FICTION
A Self-Portrait in the Year of the High Commission on Love
David Biespiel
Stephen F. Austin University Press
October 24, 2023
ISBN 978-1-62288-244-1; 250 pages
“A novelist is a failed short story writer,” Faulkner warns readers, “and a short story writer is a failed poet.” Award-winning poet David Biespiel, however, has engineered a trifecta of all three forms in his clever, amusing new release, A Self-Portrait in the Year of the High Commission on Love. Biespiel stakes out the no-man’s land between the short story, novella, and novel with a beautifully poetic narrative of two youthful friends, polar opposites, rambling through a bumpy passage into adulthood.
Biespiel writes with warmth and genuine clarity in a poetic aesthetic that’s at once comfortable, inhabitable, and rewarding for the reader. Told in the first person, this Reagan-era retrospective is a tightly woven tapestry of opposites, from the main characters to the narrative viewpoint: Salazar is Hispanic, of a charismatic Christian family tradition, while Wain is the youngest male in a family line of rabbinical leaders. Salazar is gay, while Wain is hetero. Transcending all, they are the best of teenage friends, living out a summer of momentous discovery that the older Wain, narrating the story from adulthood, turns over in his hand like cut glass in sunlight, examining the split hues in the color spectrum of remembrance. The touchstone of Nolan Ryan’s momentous fifth no-hitter adds a unifying cohesion in the boys’ coming of age which remains extraordinary and unsurpassed in teenage-Wain’s mind, yet disquieting in the older Wain’s contemporary perspective from which the story is told.
And there’s the central conundrum, adult Wain gazing back, perhaps a bit perplexed, at the fierce young self he was, certain, on the teenage precipice of adulthood, that every choice was earth-shattering, every passage substantial. Nonetheless, through adult eyes, Wain concedes that the newness of transcendent freedom in teenage Wain’s and Salazar’s road trip isn’t uniquely groundbreaking in the context of a lifetime. In fact, it’s just another story of friendship that adult Wain still can’t completely resolve. And yet, the timelessness of Nolan Ryan’s pitching feat really is, was, momentous and unsurpassed both in Wain’s youth and adulthood alike.
Introspection, especially through recalled dialogue, is very thin ice on which to skate. The technique requires the writer to respect the membrane-thin line between narration and author intrusion. This is the one dimension in which Biespiel sometimes bogs down, particularly in the heavy-handed sociopolitical ranting of the Vietnam veteran which dangles on the brink of burlesque, relegating the characters of Duke, Manolo, and Caroline to set decoration. Of course, the harsh, damaged older man represents the very dutiful life both boys justifiably run from. But the older Wain seems to be less certain.
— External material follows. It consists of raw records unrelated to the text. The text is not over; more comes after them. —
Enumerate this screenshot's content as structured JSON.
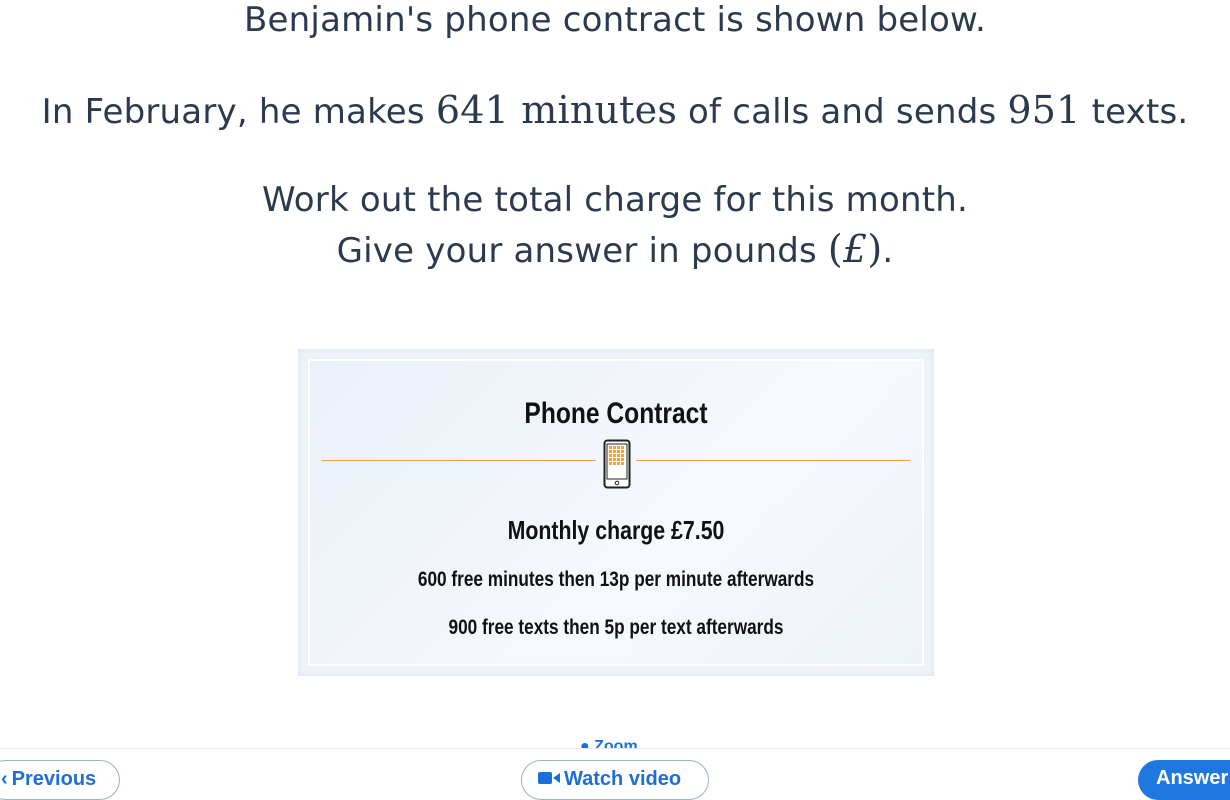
{
  "question": {
    "line1": "Benjamin's phone contract is shown below.",
    "line2_before": "In February, he makes ",
    "line2_minutes_value": "641",
    "line2_minutes_unit": "minutes",
    "line2_middle": " of calls and sends ",
    "line2_texts_value": "951",
    "line2_after": " texts.",
    "line3": "Work out the total charge for this month.",
    "line4_before": "Give your answer in pounds ",
    "line4_open": "(",
    "line4_symbol": "£",
    "line4_close": ")",
    "line4_end": "."
  },
  "contract_card": {
    "title": "Phone Contract",
    "icon": "smartphone-icon",
    "monthly_charge": "Monthly charge £7.50",
    "minutes_rule": "600 free minutes then 13p per minute afterwards",
    "texts_rule": "900 free texts then 5p per text afterwards",
    "accent_color": "#f0a348"
  },
  "footer": {
    "zoom_label": "Zoom",
    "previous_label": "Previous",
    "previous_icon": "chevron-left-icon",
    "watch_video_label": "Watch video",
    "watch_video_icon": "video-camera-icon",
    "answer_label": "Answer"
  },
  "colors": {
    "primary_blue": "#1f78e0",
    "text": "#2b3a4d"
  }
}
David Biespiel is at his strongest writing the ordinary in visceral terms that create a palpable humanism in poetic prose. For example:
There were wet streaks on her face. She wiped them with a flat palm, and considered something I might only guess at after she eyed the cab of Salazar’s pickup, frowning, tilting her mouth. A frail melancholy descended. We sat at the edge of the endless tide, our hair flapping softly, and waited for the sun to come dripping out of the horizon, but we didn’t move.
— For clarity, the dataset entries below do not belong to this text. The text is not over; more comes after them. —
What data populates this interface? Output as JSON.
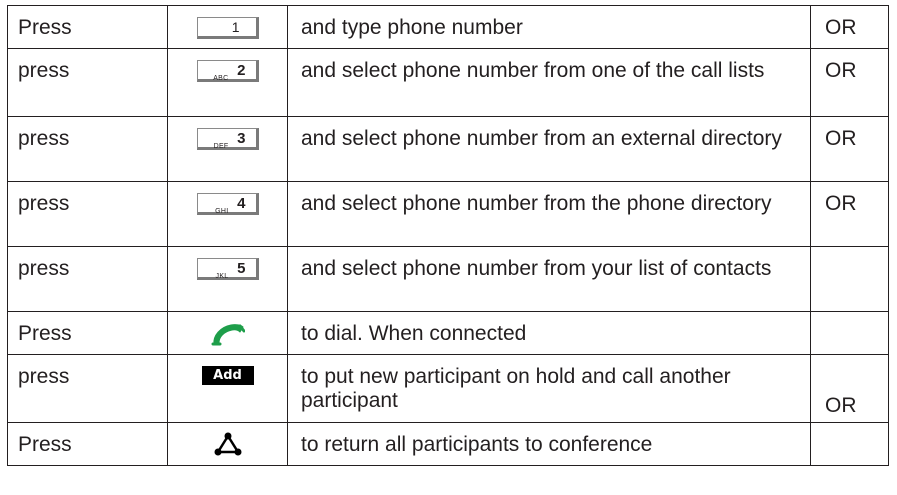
{
  "rows": [
    {
      "verb": "Press",
      "key": {
        "type": "digit",
        "letters": "",
        "digit": "1",
        "icon": "key-1-icon"
      },
      "description": "and type phone number",
      "or": "OR"
    },
    {
      "verb": "press",
      "key": {
        "type": "digit",
        "letters": "ABC",
        "digit": "2",
        "icon": "key-2-abc-icon"
      },
      "description": "and select phone number from one of the call lists",
      "or": "OR"
    },
    {
      "verb": "press",
      "key": {
        "type": "digit",
        "letters": "DEF",
        "digit": "3",
        "icon": "key-3-def-icon"
      },
      "description": "and select phone number from an external directory",
      "or": "OR"
    },
    {
      "verb": "press",
      "key": {
        "type": "digit",
        "letters": "GHI",
        "digit": "4",
        "icon": "key-4-ghi-icon"
      },
      "description": "and select phone number from the phone directory",
      "or": "OR"
    },
    {
      "verb": "press",
      "key": {
        "type": "digit",
        "letters": "JKL",
        "digit": "5",
        "icon": "key-5-jkl-icon"
      },
      "description": "and select phone number from your list of contacts",
      "or": ""
    },
    {
      "verb": "Press",
      "key": {
        "type": "handset",
        "icon": "green-handset-icon",
        "color": "#1e9e4a"
      },
      "description": "to dial. When connected",
      "or": ""
    },
    {
      "verb": "press",
      "key": {
        "type": "softkey",
        "label": "Add",
        "icon": "add-softkey-icon"
      },
      "description": "to put new participant on hold and call another participant",
      "or": "OR"
    },
    {
      "verb": "Press",
      "key": {
        "type": "conference",
        "icon": "conference-icon"
      },
      "description": "to return all participants to conference",
      "or": ""
    }
  ]
}
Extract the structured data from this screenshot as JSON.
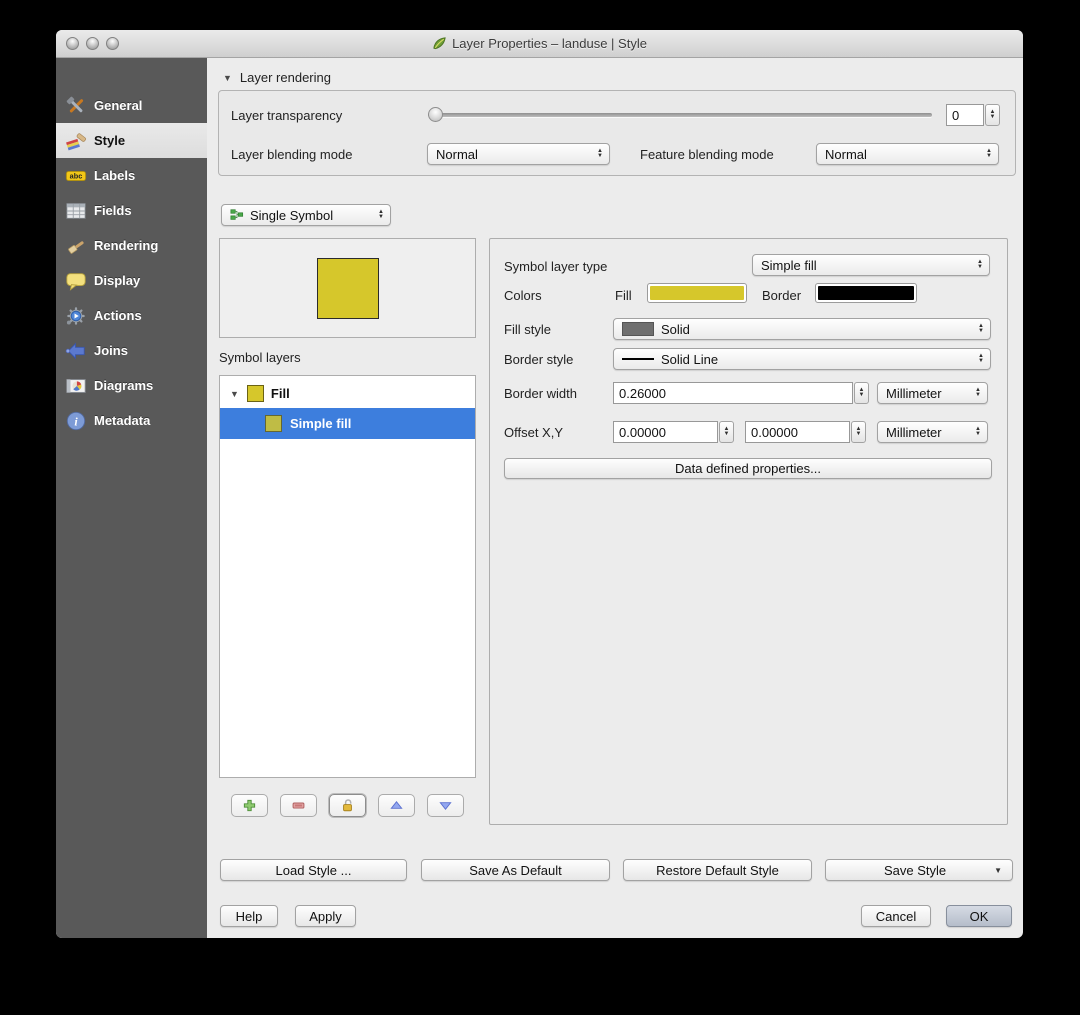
{
  "window": {
    "title": "Layer Properties – landuse | Style"
  },
  "sidebar": {
    "items": [
      {
        "label": "General"
      },
      {
        "label": "Style"
      },
      {
        "label": "Labels"
      },
      {
        "label": "Fields"
      },
      {
        "label": "Rendering"
      },
      {
        "label": "Display"
      },
      {
        "label": "Actions"
      },
      {
        "label": "Joins"
      },
      {
        "label": "Diagrams"
      },
      {
        "label": "Metadata"
      }
    ]
  },
  "layer_rendering": {
    "section_label": "Layer rendering",
    "transparency_label": "Layer transparency",
    "transparency_value": "0",
    "layer_blending_label": "Layer blending mode",
    "layer_blending_value": "Normal",
    "feature_blending_label": "Feature blending mode",
    "feature_blending_value": "Normal"
  },
  "symbol": {
    "renderer_value": "Single Symbol",
    "symbol_layers_label": "Symbol layers",
    "tree": [
      {
        "label": "Fill"
      },
      {
        "label": "Simple fill"
      }
    ]
  },
  "properties": {
    "symbol_layer_type_label": "Symbol layer type",
    "symbol_layer_type_value": "Simple fill",
    "colors_label": "Colors",
    "fill_label": "Fill",
    "border_label": "Border",
    "fill_style_label": "Fill style",
    "fill_style_value": "Solid",
    "border_style_label": "Border style",
    "border_style_value": "Solid Line",
    "border_width_label": "Border width",
    "border_width_value": "0.26000",
    "border_width_unit": "Millimeter",
    "offset_label": "Offset X,Y",
    "offset_x_value": "0.00000",
    "offset_y_value": "0.00000",
    "offset_unit": "Millimeter",
    "data_defined_button": "Data defined properties..."
  },
  "style_buttons": {
    "load_style": "Load Style ...",
    "save_as_default": "Save As Default",
    "restore_default": "Restore Default Style",
    "save_style": "Save Style"
  },
  "dialog_buttons": {
    "help": "Help",
    "apply": "Apply",
    "cancel": "Cancel",
    "ok": "OK"
  },
  "colors": {
    "fill": "#d6c72b",
    "border": "#000000",
    "selection": "#3d7edd",
    "sidebar_bg": "#595959",
    "fill_style_swatch": "#6f6f6f"
  }
}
The gorgeously crafted poesy of Biespiel’s narration is the well-worthwhile payoff of A Self-Portrait in the Year of the High Commission on Love. The reader comes away prompted to interrogate the notions of friendship, growth, and the bumptious timeline of life itself against the lush palate of Biespiel’s prose. It’s a good read.
David Biespiel is an American poet, critic, memoirist, and novelist born in 1964 and raised in the Meyerland section of Houston, Texas. He is the founder of the Attic Institute of Arts and Letters in Portland, Oregon and Poet-in-Residence at Oregon State University.